University of Bristol Veterinary School, Langford, Somerset BS40 5DU, UK.
Newcastle University, School of Agriculture Food and Rural Development, Newcastle upon Tyne NE1 7RU, UK.
Vet J. 2011 Nov;190(2):e100-e109. doi: 10.1016/j.tvjl.2011.01.012. Epub 2011 Mar 4.

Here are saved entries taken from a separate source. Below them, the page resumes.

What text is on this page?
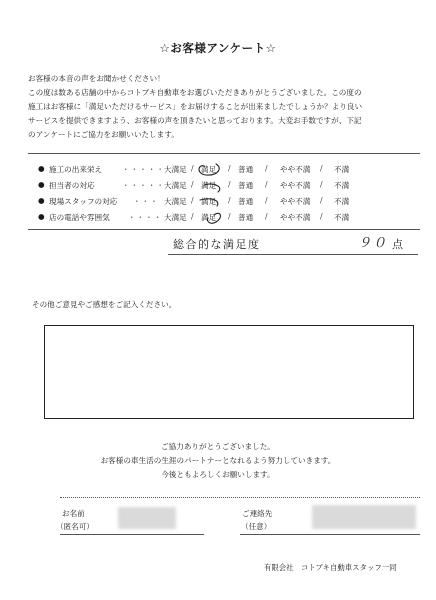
☆お客様アンケート☆
お客様の本音の声をお聞かせください！
この度は数ある店舗の中からコトブキ自動車をお選びいただきありがとうございました。この度の
施工はお客様に「満足いただけるサービス」をお届けすることが出来ましたでしょうか？より良い
サービスを提供できますよう、お客様の声を頂きたいと思っております。大変お手数ですが、下記
のアンケートにご協力をお願いいたします。
● 施工の出来栄え	・・・・・ 大満足 / 満足 / 普通 / やや不満 / 不満
● 担当者の対応	・・・・・ 大満足 / 満足 / 普通 / やや不満 / 不満
● 現場スタッフの対応 ・・・ 大満足 / 満足 / 普通 / やや不満 / 不満
● 店の電話や雰囲気 ・・・・ 大満足 / 満足 / 普通 / やや不満 / 不満
総合的な満足度	９０ 点
その他ご意見やご感想をご記入ください。
ご協力ありがとうございました。
お客様の車生活の生涯のパートナーとなれるよう努力していきます。
今後ともよろしくお願いします。
お名前
（匿名可）
ご連絡先
（任意）
有限会社　コトブキ自動車スタッフ一同
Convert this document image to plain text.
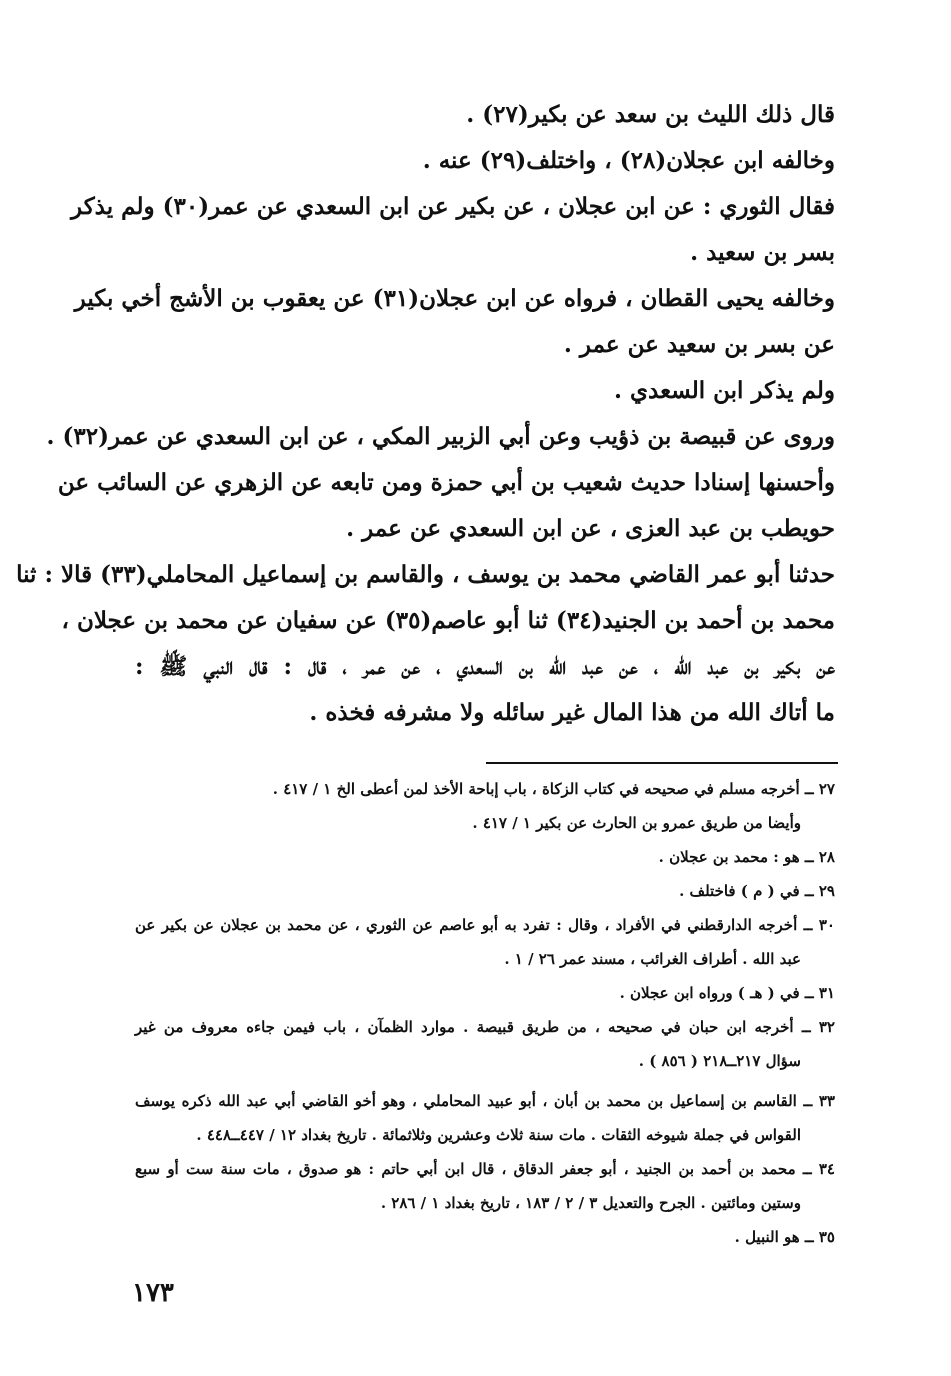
قال ذلك الليث بن سعد عن بكير(٢٧) .
وخالفه ابن عجلان(٢٨) ، واختلف(٢٩) عنه .
فقال الثوري : عن ابن عجلان ، عن بكير عن ابن السعدي عن عمر(٣٠) ولم يذكر
بسر بن سعيد .
وخالفه يحيى القطان ، فرواه عن ابن عجلان(٣١) عن يعقوب بن الأشج أخي بكير
عن بسر بن سعيد عن عمر .
ولم يذكر ابن السعدي .
وروى عن قبيصة بن ذؤيب وعن أبي الزبير المكي ، عن ابن السعدي عن عمر(٣٢) .
وأحسنها إسنادا حديث شعيب بن أبي حمزة ومن تابعه عن الزهري عن السائب عن
حويطب بن عبد العزى ، عن ابن السعدي عن عمر .
حدثنا أبو عمر القاضي محمد بن يوسف ، والقاسم بن إسماعيل المحاملي(٣٣) قالا : ثنا
محمد بن أحمد بن الجنيد(٣٤) ثنا أبو عاصم(٣٥) عن سفيان عن محمد بن عجلان ،
عن بكير بن عبد الله ، عن عبد الله بن السعدي ، عن عمر ، قال : قال النبي ﷺ :
ما أتاك الله من هذا المال غير سائله ولا مشرفه فخذه .
٢٧ ــ أخرجه مسلم في صحيحه في كتاب الزكاة ، باب إباحة الأخذ لمن أعطى الخ ١ / ٤١٧ .
وأيضا من طريق عمرو بن الحارث عن بكير ١ / ٤١٧ .
٢٨ ــ هو : محمد بن عجلان .
٢٩ ــ في ( م ) فاختلف .
٣٠ ــ أخرجه الدارقطني في الأفراد ، وقال : تفرد به أبو عاصم عن الثوري ، عن محمد بن عجلان عن بكير عن
عبد الله . أطراف الغرائب ، مسند عمر ٢٦ / ١ .
٣١ ــ في ( هـ ) ورواه ابن عجلان .
٣٢ ــ أخرجه ابن حبان في صحيحه ، من طريق قبيصة . موارد الظمآن ، باب فيمن جاءه معروف من غير
سؤال ٢١٧ــ٢١٨ ( ٨٥٦ ) .
٣٣ ــ القاسم بن إسماعيل بن محمد بن أبان ، أبو عبيد المحاملي ، وهو أخو القاضي أبي عبد الله ذكره يوسف
القواس في جملة شيوخه الثقات . مات سنة ثلاث وعشرين وثلاثمائة . تاريخ بغداد ١٢ / ٤٤٧ــ٤٤٨ .
٣٤ ــ محمد بن أحمد بن الجنيد ، أبو جعفر الدقاق ، قال ابن أبي حاتم : هو صدوق ، مات سنة ست أو سبع
وستين ومائتين . الجرح والتعديل ٣ / ٢ / ١٨٣ ، تاريخ بغداد ١ / ٢٨٦ .
٣٥ ــ هو النبيل .
١٧٣
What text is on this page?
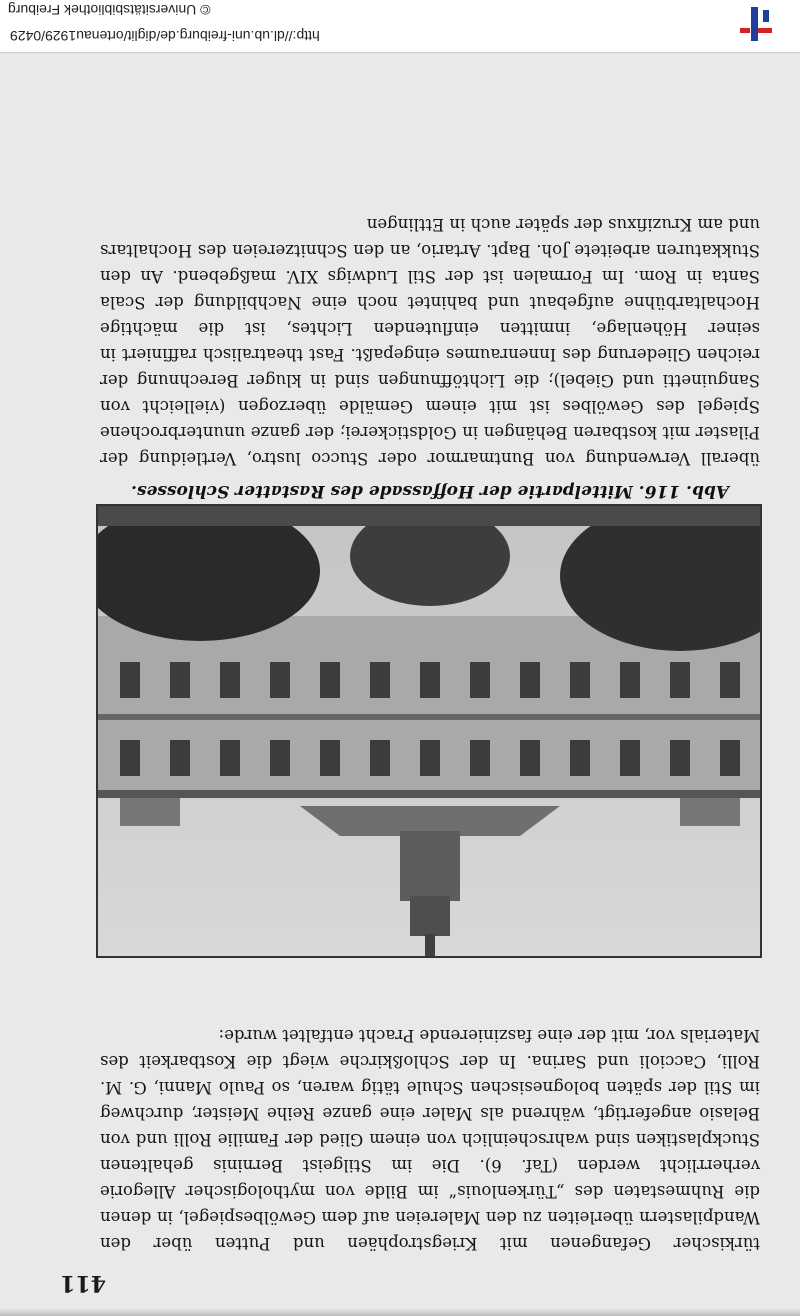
© Universitätsbibliothek Freiburg
http://dl.ub.uni-freiburg.de/diglit/ortenau1929/0429
411
türkischer Gefangenen mit Kriegstrophäen und Putten über den Wandpilastern überleiten zu den Malereien auf dem Gewölbespiegel, in denen die Ruhmestaten des „Türkenlouis“ im Bilde von mythologischer Allegorie verherrlicht werden (Taf. 6). Die im Stilgeist Berninis gehaltenen Stuckplastiken sind wahrscheinlich von einem Glied der Familie Rolli und von Belasio angefertigt, während als Maler eine ganze Reihe Meister, durchweg im Stil der späten bolognesischen Schule tätig waren, so Paulo Manni, G. M. Rolli, Caccioli und Sarina. In der Schloßkirche wiegt die Kostbarkeit des Materials vor, mit der eine faszinierende Pracht entfaltet wurde:
Abb. 116. Mittelpartie der Hoffassade des Rastatter Schlosses.
überall Verwendung von Buntmarmor oder Stucco lustro, Vertleidung der Pilaster mit kostbaren Behängen in Goldstickerei; der ganze ununterbrochene Spiegel des Gewölbes ist mit einem Gemälde überzogen (vielleicht von Sanguinetti und Giebel); die Lichtöffnungen sind in kluger Berechnung der reichen Gliederung des Innenraumes eingepaßt. Fast theatralisch raffiniert in seiner Höhenlage, inmitten einflutenden Lichtes, ist die mächtige Hochaltarbühne aufgebaut und bahintet noch eine Nachbildung der Scala Santa in Rom. Im Formalen ist der Stil Ludwigs XIV. maßgebend. An den Stukkaturen arbeitete Joh. Bapt. Artario, an den Schnitzereien des Hochaltars und am Kruzifixus der später auch in Ettlingen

Consistency of assessment is essential to the farm assurance process. This study evaluated the inter-observer reliability of 31 farm assurance assessors, six veterinarians and four researchers for five pig welfare outcome measures proposed for inclusion into the UK pig farm assurance schemes. These were (1) tail lesions, (2) body lesions, (3) lameness, (4) pigs requiring hospitalisation and (5) oral behaviour. The following inter-observer reliability testing methods against a gold standard Trainer were used: a comparison of farm prevalence and the numbers of affected pigs in each pen identified by observers, Cohen's kappa (κ), Kendall's W, proportional agreement, sensitivity, and specificity. All measures achieved potentially high levels of inter-observer reliability and it was concluded that none should be excluded from farm assurance at this stage. However, across all the measures, 45% of observers did not record an overall farm prevalence 'close' to that of the gold standard Trainer. With the level of training and testing that took place in this study there would be a danger of significant bias occurring in a national assessment scheme. The data collected enabled some comparison of the methods used to assess inter-observer reliability. It is suggested that when the aim is to achieve agreement between observers on the overall farm prevalence the inter-observer reliability testing should focus on the closeness of the overall farm prevalence recorded by observers, but that other types of analysis may be helpful during training.
评估的一致性对于农场保证过程至关重要。本研究评估了 31 名农场保证评估员、6 名兽医和 4 名研究人员对五项拟纳入英国猪农场保证计划的猪福利结果衡量标准的观察者间可靠性。这些衡量标准包括:(1)尾巴损伤,(2)身体损伤,(3)跛行,(4)需要住院的猪,以及(5)口腔行为。使用以下针对黄金标准训练员的观察者间可靠性测试方法进行了比较:观察者识别的农场流行率和每栏受影响猪的数量的比较、科恩氏kappa(κ)、肯德尔氏 W、比例一致性、敏感性和特异性。所有衡量标准都达到了观察者间可靠性的潜在高水平,因此在此阶段不应将任何衡量标准排除在农场保证之外。然而,在所有措施中,45%的观察者没有记录到与黄金标准训练员“接近”的总体农场流行率。在本研究中进行的培训和测试水平下,在全国评估计划中可能会出现重大偏差的危险。所收集的数据使我们能够对用于评估观察者间可靠性的方法进行一些比较。建议当目标是在观察者之间就总体农场流行率达成一致时,观察者间可靠性测试应侧重于观察者记录的总体农场流行率的接近程度,但在培训期间可能需要进行其他类型的分析。